The OfficeMax of today has come a long way from its origins in Ohio back in 1988. The company’s founders, Bob Hurwitz and Michael Feuer, opened the first OfficeMax store in Mayfield Heights, Ohio. Even from that single store, the company grew quickly and in the 1990s began acquiring other organizations. Embracing technology and trends has been a hallmark of OfficeMax from the beginning, and the company began doing business online in 1995, something that not many companies were doing at that time. There are more than 900 retail locations in the U.S. alone, and the company serves customers at those locations, as well as through catalogs and the Internet.
The company has experienced downward slides as well. In 2001, OfficeMax started closing some stores that weren’t performing well. In 2003, Boise Cascade Office Products Corporation acquired OfficeMax for $1.3 billion, according to the OfficeMax website.
Then in early November of this year, the winds of change blew again. OfficeMax and Office Depot merged to become Office Depot, Inc., a $17 billion company with more than 2,200 stores in 59 countries. Office Depot, Inc. now wholly owns OfficeMax.

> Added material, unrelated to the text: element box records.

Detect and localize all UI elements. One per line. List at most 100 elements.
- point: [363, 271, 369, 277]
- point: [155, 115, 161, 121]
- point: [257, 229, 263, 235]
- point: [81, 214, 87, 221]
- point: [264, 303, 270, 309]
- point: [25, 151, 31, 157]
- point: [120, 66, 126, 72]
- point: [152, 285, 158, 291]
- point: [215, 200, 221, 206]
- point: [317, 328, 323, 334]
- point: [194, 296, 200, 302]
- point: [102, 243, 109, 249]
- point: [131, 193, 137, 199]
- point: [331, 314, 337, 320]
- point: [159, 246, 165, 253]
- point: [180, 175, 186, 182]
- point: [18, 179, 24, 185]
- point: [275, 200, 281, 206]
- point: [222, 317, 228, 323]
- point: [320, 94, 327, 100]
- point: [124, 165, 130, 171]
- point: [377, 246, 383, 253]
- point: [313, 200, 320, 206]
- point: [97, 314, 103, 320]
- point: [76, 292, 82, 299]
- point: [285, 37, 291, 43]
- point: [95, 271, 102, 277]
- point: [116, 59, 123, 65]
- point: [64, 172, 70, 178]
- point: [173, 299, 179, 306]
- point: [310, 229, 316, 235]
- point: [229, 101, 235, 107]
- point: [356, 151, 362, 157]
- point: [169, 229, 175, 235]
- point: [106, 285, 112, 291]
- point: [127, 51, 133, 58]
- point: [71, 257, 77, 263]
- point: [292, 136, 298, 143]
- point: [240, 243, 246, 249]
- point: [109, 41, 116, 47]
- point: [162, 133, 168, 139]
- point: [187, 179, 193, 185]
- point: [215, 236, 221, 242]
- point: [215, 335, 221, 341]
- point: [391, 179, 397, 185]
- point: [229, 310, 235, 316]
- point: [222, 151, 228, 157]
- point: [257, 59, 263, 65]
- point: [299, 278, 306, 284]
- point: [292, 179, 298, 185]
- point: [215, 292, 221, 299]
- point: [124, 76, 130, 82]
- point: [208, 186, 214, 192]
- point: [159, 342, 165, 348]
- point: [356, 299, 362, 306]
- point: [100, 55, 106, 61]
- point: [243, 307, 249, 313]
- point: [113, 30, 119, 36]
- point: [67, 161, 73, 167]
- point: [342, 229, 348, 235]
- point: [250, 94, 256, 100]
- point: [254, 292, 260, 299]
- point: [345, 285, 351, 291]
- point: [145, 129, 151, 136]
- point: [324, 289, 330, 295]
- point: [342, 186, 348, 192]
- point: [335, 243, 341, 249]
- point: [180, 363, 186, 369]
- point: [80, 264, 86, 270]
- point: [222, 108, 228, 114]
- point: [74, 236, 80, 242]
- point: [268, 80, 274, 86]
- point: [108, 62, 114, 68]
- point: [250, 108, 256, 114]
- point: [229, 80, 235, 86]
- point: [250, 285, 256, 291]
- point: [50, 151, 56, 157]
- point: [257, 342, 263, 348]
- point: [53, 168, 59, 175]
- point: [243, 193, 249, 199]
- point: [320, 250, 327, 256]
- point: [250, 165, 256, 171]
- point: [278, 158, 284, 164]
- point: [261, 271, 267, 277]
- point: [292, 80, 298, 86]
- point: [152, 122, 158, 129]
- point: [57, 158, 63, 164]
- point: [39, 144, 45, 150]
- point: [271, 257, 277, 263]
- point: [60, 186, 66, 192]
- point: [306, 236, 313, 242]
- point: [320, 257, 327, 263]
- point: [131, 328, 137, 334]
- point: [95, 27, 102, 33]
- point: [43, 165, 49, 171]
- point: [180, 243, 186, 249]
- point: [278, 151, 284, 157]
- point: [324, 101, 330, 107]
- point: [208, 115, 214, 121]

What does this mean for the Rhinelander store? According to the company’s website, OfficeMax will still continue to do business under its current name. At this point, it seems likely that business in Rhinelander will go on as usual. The Rhinelander location, which opened in 2000 and employs 16 associates, will still continue serving businesses and individuals all over the Northwoods. This area is a smaller market for OfficeMax, but what Rhinelander lacks in size, it makes up for in drawing power.
“In our market, we don’t have the high percentage of business customers as some of the larger markets around the state,” Schrage says, “but our small business drawing area stretches from Merrill and Antigo to the south, and Tomahawk to the west, to the UP of Michigan and east to Laona and Crandon.”
For OfficeMax stores everywhere, consumer expectations extend beyond products and services; customers expect that OfficeMax staff members are well-versed in technological advances and are up on the latest developments. Keeping up with the ever-increasing pace of technology for customers, many of whom are business owners, is imperative. To ensure that associates are on top of things, the company regularly issues courses that may range from 15 minutes to an hour in length. The company also has what are called “huddles,” in which one- to three-page summaries on a variety of subjects are sent out to stores.
But conversations with customers and associates, Schrage says, are probably the best way to keep abreast of trends. “Just talking tech with other people can educate anyone about their thoughts and ideas concerning any tech item or program,” he says. “I could say I that I learned more from my associates than I ever learned from a course or huddle.”